Insulating the 230

After the painting was completed we needed to start on the interior.  The first job was to totally strip the interior removing all of the cabinets, partitions, wall panels, headliners, anything that could be removed except the factory wiring.  When this process was completed there was only the aluminum frame and the body panels, we even removed the compartments for the Propane tank and generator as on the 23 these were wood and we felt that wood was not an appropriate material especially around the generator as a fire in the generator could quickly enter the coach through wood.

At this point it was easy to see just how bad the original insulation job had been done.  The original insulation was spray foam and the builders were very careful to be sure that the foam did not expand above the ribs and make more work for them to cut back to that level.  As a result the foam was marginal in thickness and never full height and in many places did not exist at all.  To bring it up to what I considered adequate insulation I trimmed the existing the foam back either 1/2" below the surface of the ribs or 1" depending on how good the existing foam filled the area.  This space was then filled in with layers of foil backed 1/2" urethane foam board to bring it up level with the ribs.  Under the dash area I added a layer 1/2" closed cell foam in place of the felt type insulation that was there originally.  Unfortunately there is no insulation in the floor of a 73.  We considered putting down a layer of insulation on top of the floor and then a new floor over that ut this would reduce head room and being 6'5" the loss of head room was not desirable so it goes without any floor insulation.

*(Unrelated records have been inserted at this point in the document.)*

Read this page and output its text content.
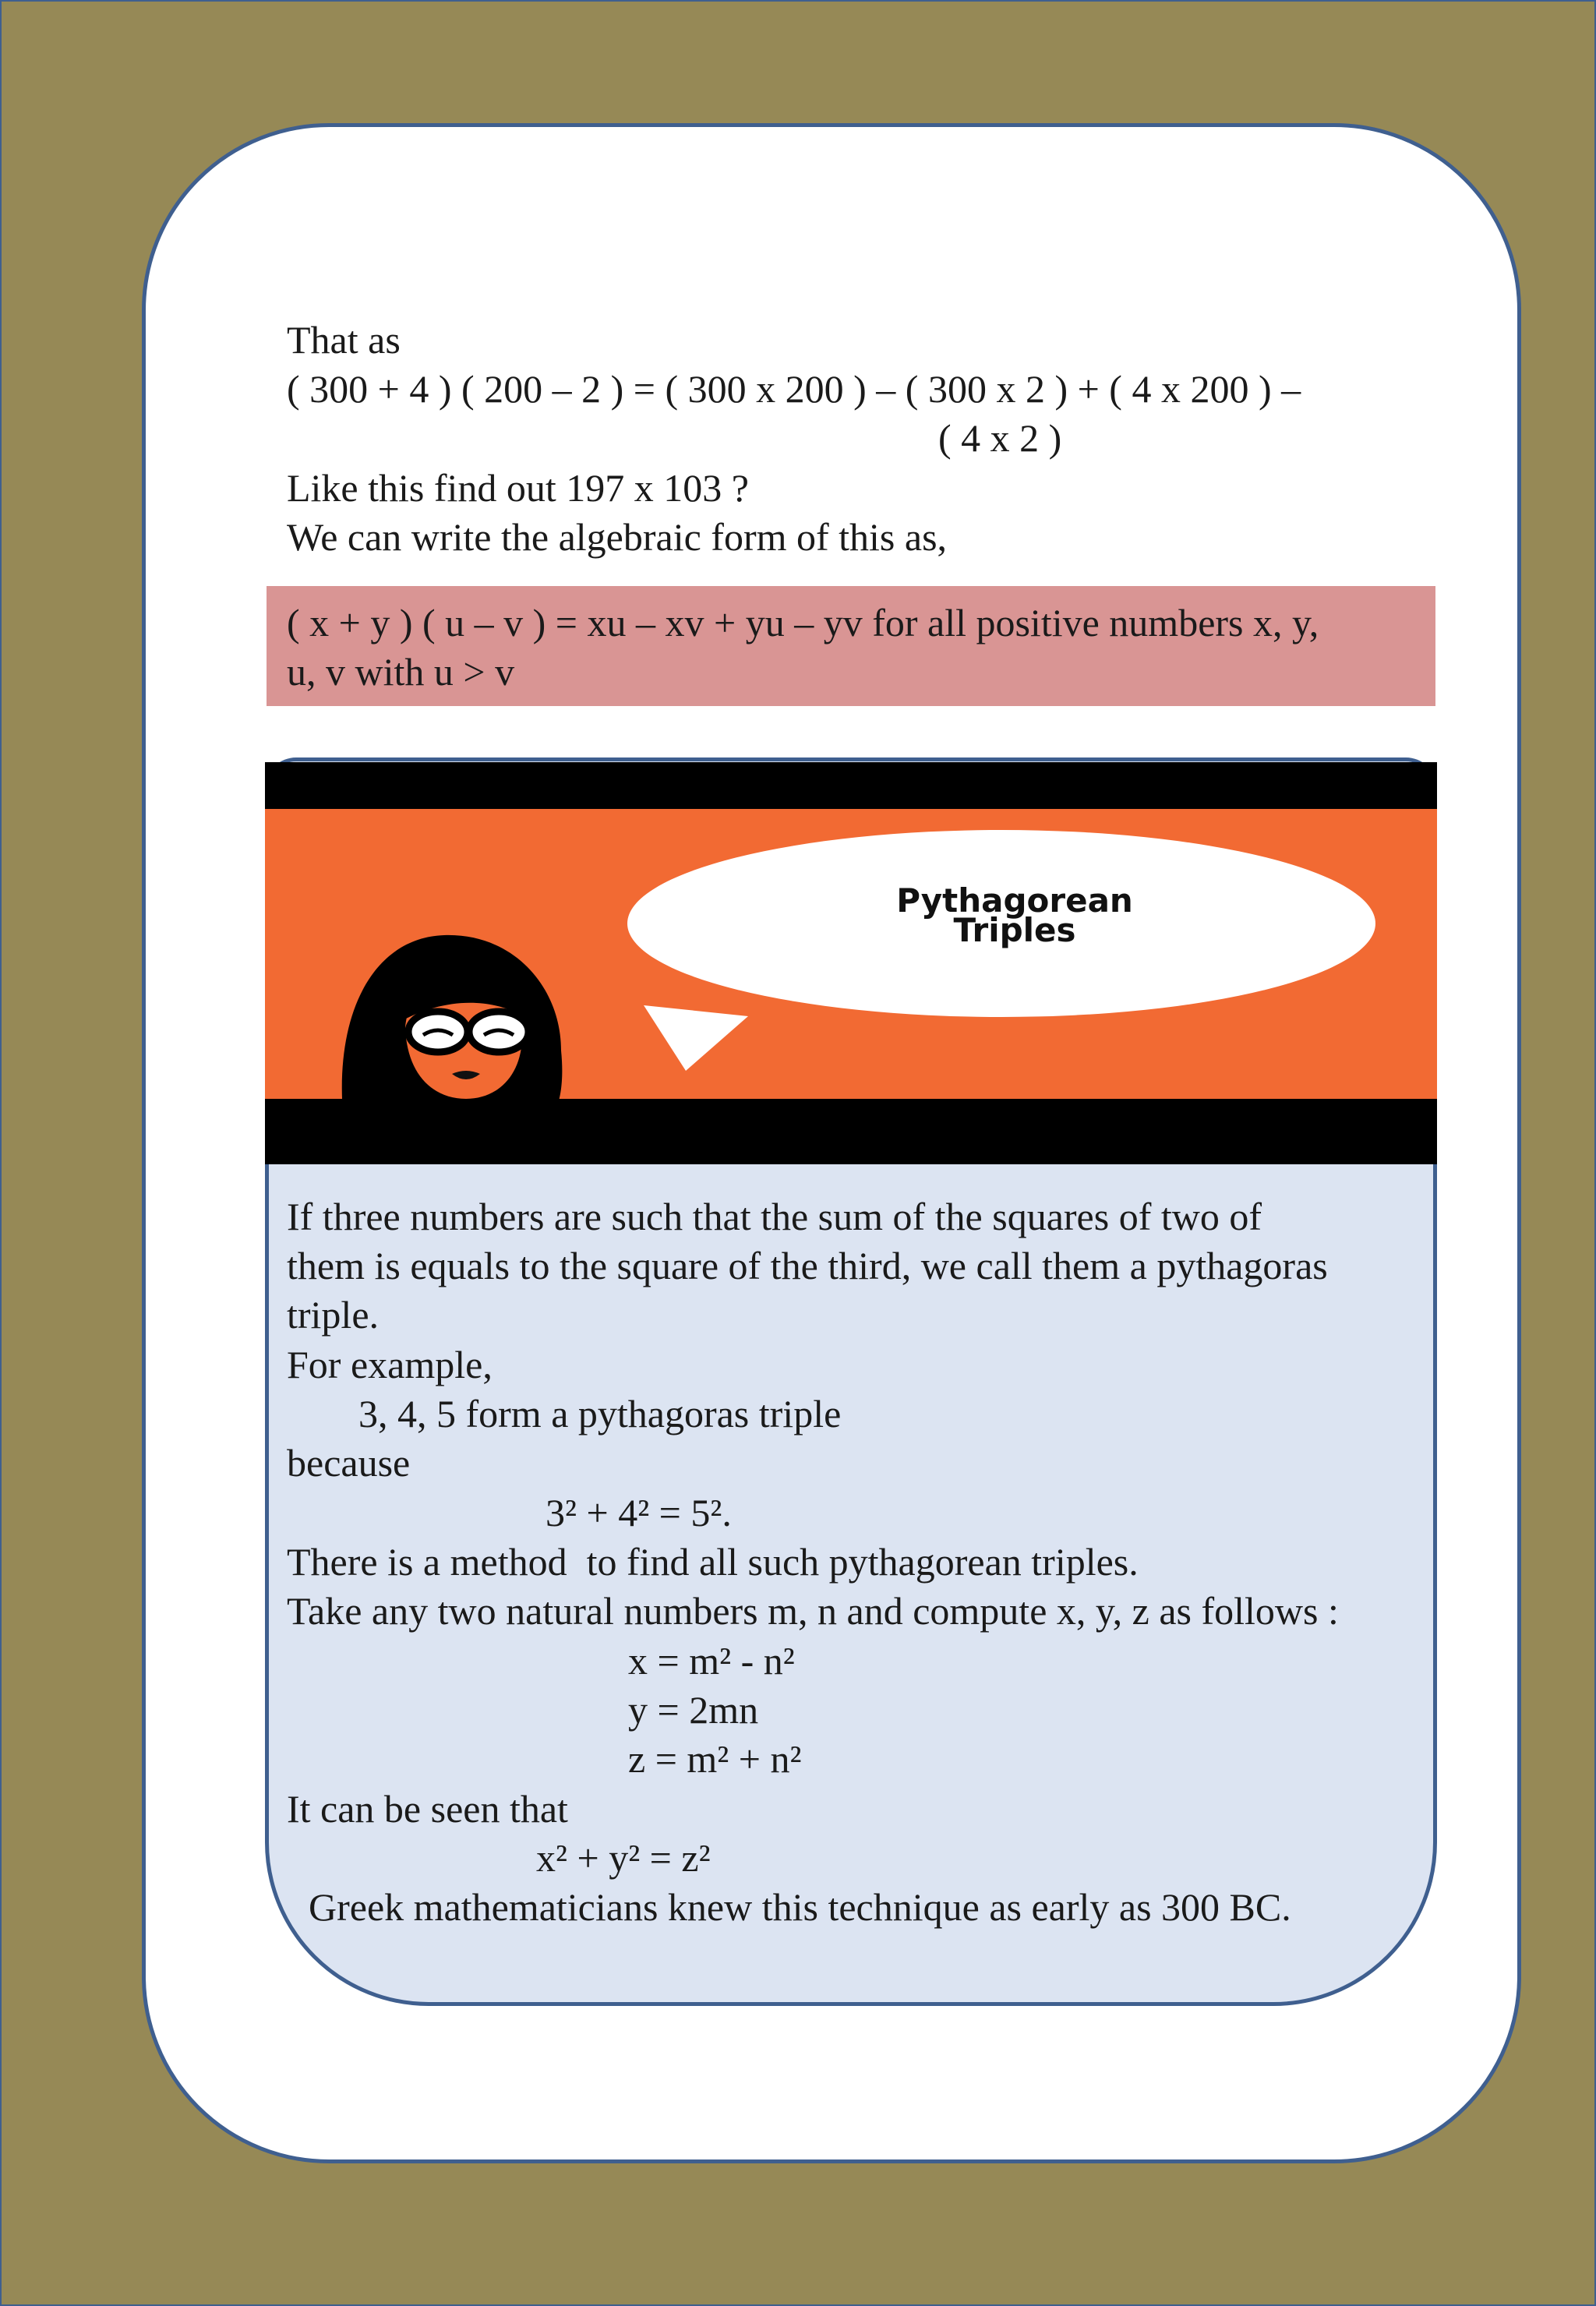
That as

( 300 + 4 ) ( 200 – 2 ) = ( 300 x 200 ) – ( 300 x 2 ) + ( 4 x 200 ) –

( 4 x 2 )

Like this find out 197 x 103 ?

We can write the algebraic form of this as,

( x + y ) ( u – v ) = xu – xv + yu – yv for all positive numbers x, y,

u, v with u > v

Pythagorean
Triples

If three numbers are such that the sum of the squares of two of

them is equals to the square of the third, we call them a pythagoras

triple.

For example,

3, 4, 5 form a pythagoras triple

because

3² + 4² = 5².

There is a method  to find all such pythagorean triples.

Take any two natural numbers m, n and compute x, y, z as follows :

x = m² - n²

y = 2mn

z = m² + n²

It can be seen that

x² + y² = z²

Greek mathematicians knew this technique as early as 300 BC.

In the area of the front and rear caps where there was no insulation I add two layers of the 1/2" Urethane foam board.  By laying an angle iron on the ground with the sharp angle up  it was possible to lay the foam board over the angle  iron and gently apply pressure to crease it and by doing this multiple times it was possible to make the foam conform to curved surfaces.


The dash was removed and a closed cell foam was glued over all the surfaces replacing the felt like pad that was there.